Entreprendre l’adaptation du roman de Jack London, Martin Eden, au cinéma paraissait difficile, sans le moderniser et le déplacer géographiquement à Naples et sa banlieue déshéritée. 

Pari d’autant plus réussi que les principaux personnages sont conservés et que l’intrigue romanesque du film est celle du roman.

La politique économique, très dure, du monde des affaires industrielles se conjugue avec la vie familiale et amoureuse des protagonistes. 

Tombé amoureux d’une jeune femme oisive  de la bourgeoisie napolitaine, Martin Eden veut surmonter son inculture en s’appropriant les connaissances d’un milieu plus développé, au prix d’un effort souvent maladroit qui trahit ses origines modestes d’aventurier. Aujourd’hui, on parlerait plus volontiers de “déclassé” …

Il se vit dans un monde de l’entre-deux. Journaliste, il peut témoigner de conditions sociales humiliantes qu’il fréquente sans les partager réellement.

L’une des scènes centrales du film se déroule pendant un repas familial où les différences sociales s’affrontent sans ménagement. Martin Eden en vient paradoxalement à reprocher à la bourgeoisie d’affaires d’être “socialiste”. Elle fait toujours davantage d’efforts, voire de compromissions, pour intégrer les travailleurs à la production industrielle. Ce qu’il appelle une morale d’esclave, de chien lors d’un meeting improvisé devant des ouvriers manifestants, en grève. Surtout incultes …

Son discours agressif résonne comme une mise en garde contre une dérive potentiellement totalitaire du progrès économique et social. Ce qui s’est effectivement produit dans le passé de l’Europe … Nationale-socialiste puis nationale-communiste …

Mais de quel passé historique parle-t-on dans le film ? Aucune allusion à la religion qui semble absente, ni à l’Europe contemporaine, oubliée. Alors s’agit-il de réhabiliter insidieusement la vieille Italie nationale-communiste, qui a sombré avant même d’avoir gouvernée un jour ?  

L’aspect libertaire de Martin Eden s’affirme, alors que la rupture amoureuse le laisse blessé, dans un échec d’autant plus grand que les références qui l’agissaient s’effondrent autour de lui … Transfuge social plutôt que trahison d’une  classe qui lui importe peu. Ce que l’on appelle aussi bénéficié de l’ascenseur social.

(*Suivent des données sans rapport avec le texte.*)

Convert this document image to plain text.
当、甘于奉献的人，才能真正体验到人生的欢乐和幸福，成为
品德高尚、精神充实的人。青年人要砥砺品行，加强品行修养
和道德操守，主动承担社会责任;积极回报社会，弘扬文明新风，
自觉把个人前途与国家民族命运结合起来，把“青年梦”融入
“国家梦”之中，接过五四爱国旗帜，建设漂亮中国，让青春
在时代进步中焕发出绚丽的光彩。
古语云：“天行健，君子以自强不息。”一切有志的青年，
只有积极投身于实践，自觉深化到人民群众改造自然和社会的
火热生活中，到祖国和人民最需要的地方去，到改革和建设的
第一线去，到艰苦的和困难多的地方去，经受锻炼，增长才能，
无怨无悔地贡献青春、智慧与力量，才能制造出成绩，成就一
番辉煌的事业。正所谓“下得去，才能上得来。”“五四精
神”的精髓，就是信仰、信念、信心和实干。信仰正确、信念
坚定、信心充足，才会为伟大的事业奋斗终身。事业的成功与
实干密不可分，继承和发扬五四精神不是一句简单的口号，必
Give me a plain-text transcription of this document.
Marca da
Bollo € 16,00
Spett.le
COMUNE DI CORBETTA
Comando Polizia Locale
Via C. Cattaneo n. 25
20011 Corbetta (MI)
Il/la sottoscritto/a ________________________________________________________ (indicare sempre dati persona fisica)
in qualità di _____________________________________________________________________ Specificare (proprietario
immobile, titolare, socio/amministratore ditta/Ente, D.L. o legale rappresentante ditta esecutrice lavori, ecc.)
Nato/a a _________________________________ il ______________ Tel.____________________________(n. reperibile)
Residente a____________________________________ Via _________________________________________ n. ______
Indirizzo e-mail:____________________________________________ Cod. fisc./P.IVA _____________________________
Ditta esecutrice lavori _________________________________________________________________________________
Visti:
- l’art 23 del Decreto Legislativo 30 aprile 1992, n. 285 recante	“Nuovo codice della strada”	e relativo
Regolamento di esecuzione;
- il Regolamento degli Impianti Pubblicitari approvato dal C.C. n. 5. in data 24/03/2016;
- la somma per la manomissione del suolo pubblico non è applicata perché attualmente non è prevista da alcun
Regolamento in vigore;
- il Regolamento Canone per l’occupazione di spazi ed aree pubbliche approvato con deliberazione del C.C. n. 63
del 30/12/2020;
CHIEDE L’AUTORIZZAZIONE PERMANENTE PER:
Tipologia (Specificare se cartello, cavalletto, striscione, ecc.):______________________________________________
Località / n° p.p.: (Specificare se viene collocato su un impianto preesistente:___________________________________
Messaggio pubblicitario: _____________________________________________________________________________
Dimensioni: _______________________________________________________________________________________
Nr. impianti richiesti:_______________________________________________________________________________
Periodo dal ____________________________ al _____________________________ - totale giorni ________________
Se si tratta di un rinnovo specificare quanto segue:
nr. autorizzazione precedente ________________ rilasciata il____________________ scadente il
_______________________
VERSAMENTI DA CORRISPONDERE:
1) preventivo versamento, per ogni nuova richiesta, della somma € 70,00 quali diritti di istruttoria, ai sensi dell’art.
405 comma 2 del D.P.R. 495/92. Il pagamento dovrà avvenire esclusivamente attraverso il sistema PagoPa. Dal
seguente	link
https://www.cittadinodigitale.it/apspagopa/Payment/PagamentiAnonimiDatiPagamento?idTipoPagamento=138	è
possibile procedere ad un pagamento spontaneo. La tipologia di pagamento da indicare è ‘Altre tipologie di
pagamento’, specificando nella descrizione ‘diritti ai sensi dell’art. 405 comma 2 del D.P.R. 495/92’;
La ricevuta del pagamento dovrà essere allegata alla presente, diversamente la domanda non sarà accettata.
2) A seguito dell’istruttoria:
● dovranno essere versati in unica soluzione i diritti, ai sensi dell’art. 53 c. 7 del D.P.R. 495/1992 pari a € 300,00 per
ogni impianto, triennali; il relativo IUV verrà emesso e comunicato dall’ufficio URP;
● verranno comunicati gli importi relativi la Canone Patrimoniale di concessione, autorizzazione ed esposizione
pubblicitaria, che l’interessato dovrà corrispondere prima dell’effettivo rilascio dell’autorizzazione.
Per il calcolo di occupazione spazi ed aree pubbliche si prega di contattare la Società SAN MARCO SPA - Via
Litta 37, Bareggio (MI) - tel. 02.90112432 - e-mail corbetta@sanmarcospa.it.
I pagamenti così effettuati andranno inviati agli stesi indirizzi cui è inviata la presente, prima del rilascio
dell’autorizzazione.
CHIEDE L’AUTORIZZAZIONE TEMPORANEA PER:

Les dernières images montrant Martin Eden nageant vigoureusement vers le grand large, renvoient aux dernières phrases du roman, énigmatiques. La mer, source de vie sur terre, le ramène-t-elle à un agrandissement de lui-même, le régénérant ?

Une tentative désespérée pour atteindre la Terre toujours promise …Traverser la mer pour entrer dans l’océan. Un sentiment océanique …

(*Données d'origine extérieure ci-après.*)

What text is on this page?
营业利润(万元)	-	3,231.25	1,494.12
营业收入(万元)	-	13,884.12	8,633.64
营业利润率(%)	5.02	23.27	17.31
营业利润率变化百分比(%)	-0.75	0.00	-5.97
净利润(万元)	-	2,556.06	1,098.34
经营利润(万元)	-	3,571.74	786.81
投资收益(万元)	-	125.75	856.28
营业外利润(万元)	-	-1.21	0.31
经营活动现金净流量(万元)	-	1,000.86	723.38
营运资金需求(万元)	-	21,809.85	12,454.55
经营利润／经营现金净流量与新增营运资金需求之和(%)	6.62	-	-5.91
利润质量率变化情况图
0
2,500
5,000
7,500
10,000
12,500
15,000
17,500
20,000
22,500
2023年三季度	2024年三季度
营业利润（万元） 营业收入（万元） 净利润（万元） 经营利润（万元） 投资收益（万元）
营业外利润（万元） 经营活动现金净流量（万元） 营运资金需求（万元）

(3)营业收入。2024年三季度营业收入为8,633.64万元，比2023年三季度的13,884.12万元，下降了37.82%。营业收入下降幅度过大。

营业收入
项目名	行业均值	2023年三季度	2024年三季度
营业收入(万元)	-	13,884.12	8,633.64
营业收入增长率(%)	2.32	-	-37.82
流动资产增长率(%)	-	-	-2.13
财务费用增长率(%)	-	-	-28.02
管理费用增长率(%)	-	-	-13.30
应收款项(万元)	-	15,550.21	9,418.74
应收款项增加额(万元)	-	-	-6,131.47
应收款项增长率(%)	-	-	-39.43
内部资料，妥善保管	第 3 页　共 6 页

Quel rôle joue ici la langue italienne dans son passage de l’anglais à l’italien  ? Bien que foncièrement italien, ce film manifeste quelque chose d’américain, la Californie étant à l’origine de la vie de London.

Michel Grob
novembre 2019

Atlantique-Mati Diop

Soirée débat mardi 3 décembre à 20h30

Film franco-sénégalais (octobre 2019, 1h45) de Mati Diop avec Mama Sané, Ibrahima Traore et Abdou Balde

Synopsis : Dans une banlieue populaire de Dakar, les ouvriers d’un chantier, sans salaire depuis des mois, décident de quitter le pays par l’océan pour un avenir meilleur. Parmi eux se trouve Souleiman, qui laisse derrière lui celle qu’il aime, Ada, promise à un autre homme. Quelques jours après le départ en mer des garçons, un incendie dévaste la fête de mariage d’Ada et de mystérieuses fièvres s’emparent des filles du quartier. Issa, jeune policier, débute une enquête, loin de se douter que les esprits des noyés sont revenus. Si certains viennent réclamer vengeance, Souleiman, lui, est revenu faire ses adieux à Ada.

Présenté par Marie-Christine Diard

Dans une banlieue populaire de Dakar, les ouvriers du chantier d’une tour futuriste, sans salaire depuis des mois, décident de quitter, sans prévenir, le pays par l’océan pour un avenir meilleur.

Parmi eux, se trouve Souleiman, l’amant d’ADA, promise à un homme riche qu’elle n’aime pas. Quelques jours après le départ des garçons, un incendie dévaste la fête de mariage de la jeune femme et de mystérieuses fièvres s’emparent des filles du quartier.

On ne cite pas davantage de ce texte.